This article was written by Chris Dolan and published by The San Francisco Examiner. Click here to read more of Chris Dolan’s weekly articles at SFExaminer.com.
This week’s question comes from Janice G. in San Mateo who asks “I was being driven home from the airport to my house in San Diego in one of those shuttle van services. After dropping off two others I was the last passenger. I had given the guy my address when I got into the van. The driver, a middle aged guy started creeping me out as he asked me about myself such as whether I was single, married, had a boyfriend, etc.
Then he started asking me what kind of sex I liked and started telling me what kind of things he liked to do. It made me afraid. As he pulled up to my apartment he said “I hope I will see you again soon.” The next day I found a note in my mailbox saying that I should give him a call and left his name. I Googled him and found out, through Facebook and those background search companies, that he was a convicted felon with a history of sexual assault and kidnapping. I told the shuttle company and they said “that they would look into it.” I have heard nothing else from them.
I am scared that this guy may come back to my house and attack me so I have left my apartment and I am staying with friends in San Mateo. It doesn’t seem right that I should have been exposed to a felon by the shuttle service. They say on their website that their drivers are all screened for criminal records. I called the police but they said that there was nothing they could do because all he did was talk about sex and he didn’t touch me. I won’t go back to my apartment. What are my rights?”
Janice, your concerns are understandable. You hired a service that says that its drivers are screened and it turns out that they couldn’t have been because if they had done even the simple internet search that you did, they would have found out about his history. Employers have a duty to properly screen their employees for fitness for their assigned jobs. An employer can be held liable for damages to a third person (in this case you) when the employer has been negligent in the hiring or retaining of an employee who is incompetent or unfit.
As one California case states “Liability for negligent hiring … is based upon the reasoning that if an enterprise hires individuals with characteristics which might pose a danger to customers or other employees, the enterprise should bear the loss caused by the wrongdoing of its incompetent or unfit employees.” Therefore an employer can be found to be negligent for harms caused by its employees conduct if the employer knew, or should have known, that hiring the employee created a particular risk of harm that later occurred.
A legal treatise called the Restatement Second of Agency, followed by California, set forth the legal principal that a person conducting an activity through servants or other agents is subject to liability for harm resulting from his conduct if he is negligent or reckless in the employment of improper persons or instrumentalities in work involving risk of harm to others.
The Restatement goes on to explain that an agent may be incompetent because of his reckless or vicious disposition, and if a principal, without exercising due care in selection, employs a vicious person to do an act which necessarily brings him in contact with others while in the performance of a duty, he is subject to liability for harm caused by the vicious propensity.
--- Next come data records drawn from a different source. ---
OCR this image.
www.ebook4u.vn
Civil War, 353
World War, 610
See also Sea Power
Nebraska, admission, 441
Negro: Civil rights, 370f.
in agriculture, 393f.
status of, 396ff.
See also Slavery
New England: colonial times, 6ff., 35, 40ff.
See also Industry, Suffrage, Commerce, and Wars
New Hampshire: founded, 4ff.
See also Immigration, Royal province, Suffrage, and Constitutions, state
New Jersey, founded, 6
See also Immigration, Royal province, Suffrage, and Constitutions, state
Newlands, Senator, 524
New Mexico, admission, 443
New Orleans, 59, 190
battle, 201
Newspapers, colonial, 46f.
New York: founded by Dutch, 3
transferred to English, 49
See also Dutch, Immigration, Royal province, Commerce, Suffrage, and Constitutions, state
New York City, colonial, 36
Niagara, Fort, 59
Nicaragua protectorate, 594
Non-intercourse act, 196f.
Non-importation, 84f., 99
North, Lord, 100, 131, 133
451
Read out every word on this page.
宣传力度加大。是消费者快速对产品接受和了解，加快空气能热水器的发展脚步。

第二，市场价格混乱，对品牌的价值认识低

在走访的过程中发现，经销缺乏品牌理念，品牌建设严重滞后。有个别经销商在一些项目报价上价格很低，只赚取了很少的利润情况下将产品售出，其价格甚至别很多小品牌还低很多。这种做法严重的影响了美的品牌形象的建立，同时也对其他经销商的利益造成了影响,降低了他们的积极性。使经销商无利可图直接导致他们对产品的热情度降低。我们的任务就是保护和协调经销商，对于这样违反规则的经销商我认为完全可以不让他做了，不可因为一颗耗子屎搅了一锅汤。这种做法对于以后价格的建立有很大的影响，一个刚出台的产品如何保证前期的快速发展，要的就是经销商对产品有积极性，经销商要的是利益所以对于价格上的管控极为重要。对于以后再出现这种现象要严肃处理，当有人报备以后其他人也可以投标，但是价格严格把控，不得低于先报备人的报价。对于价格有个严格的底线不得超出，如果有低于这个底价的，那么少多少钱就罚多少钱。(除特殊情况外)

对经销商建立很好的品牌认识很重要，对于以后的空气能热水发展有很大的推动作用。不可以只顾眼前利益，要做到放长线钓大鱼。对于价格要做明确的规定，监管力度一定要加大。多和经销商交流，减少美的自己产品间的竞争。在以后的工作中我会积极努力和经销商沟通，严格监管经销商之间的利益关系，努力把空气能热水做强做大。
One who employs another to act for him is not liable merely because the one employed is incompetent, vicious, or careless. If liability results it is because, under the circumstances, the employer has not taken the care which a prudent person would take in selecting the person for the business in hand. In 2006 the Restatement Third came out distilling the concept: “A principal who conducts an activity through an agent is subject to liability for harm to a third party caused by the agent’s conduct if the harm was caused by the principal’s negligence in selecting, training, retaining, supervising, or otherwise controlling the agent.”
The above represents the responsibility of the regular everyday employer. Employers in the business of transporting people are called “common carriers.” They not only have the obligation to act reasonably, they owe a greater duty of care to those that they transport because they do so in exchange for compensation.
Section 2100 of the California Civil Code sets forth the rule: “A carrier of persons for reward must use the utmost care and diligence for their safe carriage [and] must provide everything necessary for that purpose. . .”
Given the opportunity created by placing a felonious sexual offender and kidnapper in a position where he could use his job, and the cover of being a shuttle driver, to gain access to victims, the utmost care and diligence would require undertaking a thorough background search and, although driving a shuttle is not one of the job positions which the law precludes sexual offenders from obtaining, refusing to hire a driver convicted of sexual assault and kidnapping. You should contact a trial lawyer to help you protect yourself from the driver and hold the shuttle service accountable for the impact on your life.